Linting for Lawmakers
Laws are rules that a particular community recognizes as regulating the actions of its members. From this definition, Serena Peruzzo detailed how she sought to use tools from Natural Language Processing (NLP) to “find a representation of the rules that makes them more accessible and understandable."1
One proposed use case is to identify and highlight ambiguities. NLP of laws as written could help feed back to lawmakers what parts may be confusing, where a benchmark for “confusing” could map to a specific natural language model used by a specific dependency parser; for example, Peruzzo used the default English model of the spaCy library’s parser for her study.2
Challenges for such a use case include syntactic complexity – convoluted sentences – and domain specificity. This reminds me of linting for writing computer-program text.3 Many programming communities recognize certain rules as regulating the actions of their members with regard to formatting their program text to better facilitate collaboration. Such “style guides” are written in natural language for humans to read, but they are also accessible in representations that allow tools to identify and highlight specific suggestions for a programmer within their text editor.4
Programmers are “lawmakers” in a way – their programs pertain to control flow conditional on situational contexts such as program state and data values. A programmer who reads another’s code may find certain sections ambiguous, meaning they find it difficult to predict the program behavior, and they need to refer to other sections of the code – perhaps unit tests! – to gain confidence in their mental model of the program’s rules.

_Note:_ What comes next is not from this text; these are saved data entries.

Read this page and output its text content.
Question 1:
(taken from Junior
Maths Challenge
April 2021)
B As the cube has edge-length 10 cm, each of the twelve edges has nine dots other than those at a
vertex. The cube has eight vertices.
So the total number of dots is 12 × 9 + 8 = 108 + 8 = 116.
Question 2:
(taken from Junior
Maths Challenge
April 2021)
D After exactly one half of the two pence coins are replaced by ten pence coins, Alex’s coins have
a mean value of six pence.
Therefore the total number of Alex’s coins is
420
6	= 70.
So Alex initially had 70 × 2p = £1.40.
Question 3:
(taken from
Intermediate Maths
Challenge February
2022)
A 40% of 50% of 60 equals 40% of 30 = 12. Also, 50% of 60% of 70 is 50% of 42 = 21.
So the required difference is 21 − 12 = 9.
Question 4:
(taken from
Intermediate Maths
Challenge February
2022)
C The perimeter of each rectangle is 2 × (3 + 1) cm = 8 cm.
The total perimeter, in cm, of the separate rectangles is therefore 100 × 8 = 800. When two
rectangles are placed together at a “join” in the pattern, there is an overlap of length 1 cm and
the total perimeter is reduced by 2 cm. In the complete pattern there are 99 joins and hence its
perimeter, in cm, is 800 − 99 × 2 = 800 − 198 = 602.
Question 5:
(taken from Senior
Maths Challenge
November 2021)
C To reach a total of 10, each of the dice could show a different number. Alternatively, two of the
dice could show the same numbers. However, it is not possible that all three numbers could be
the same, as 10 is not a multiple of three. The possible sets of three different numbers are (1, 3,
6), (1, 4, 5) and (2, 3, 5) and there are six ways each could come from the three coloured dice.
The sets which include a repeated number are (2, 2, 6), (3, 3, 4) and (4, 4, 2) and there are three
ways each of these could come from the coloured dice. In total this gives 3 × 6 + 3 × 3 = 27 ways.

Scientific publication also involves a kind of “lawmaking” in the proposing of novel and useful constructs for the governance of reason. A manuscript author may offer equations that pertain to observed behavior, or offer guidelines for interpreting specific results using specific assumptions. One possibility that excites me is mapping parsed graph representations (like that produced by spaCy’s dependency parser) to candidate linked data resources. Then, inference could help perform “ontology linting” that nudges scientists to discover and reuse open, domain-specific vocabularies that in turn would enhance the discoverability of their associated ideas.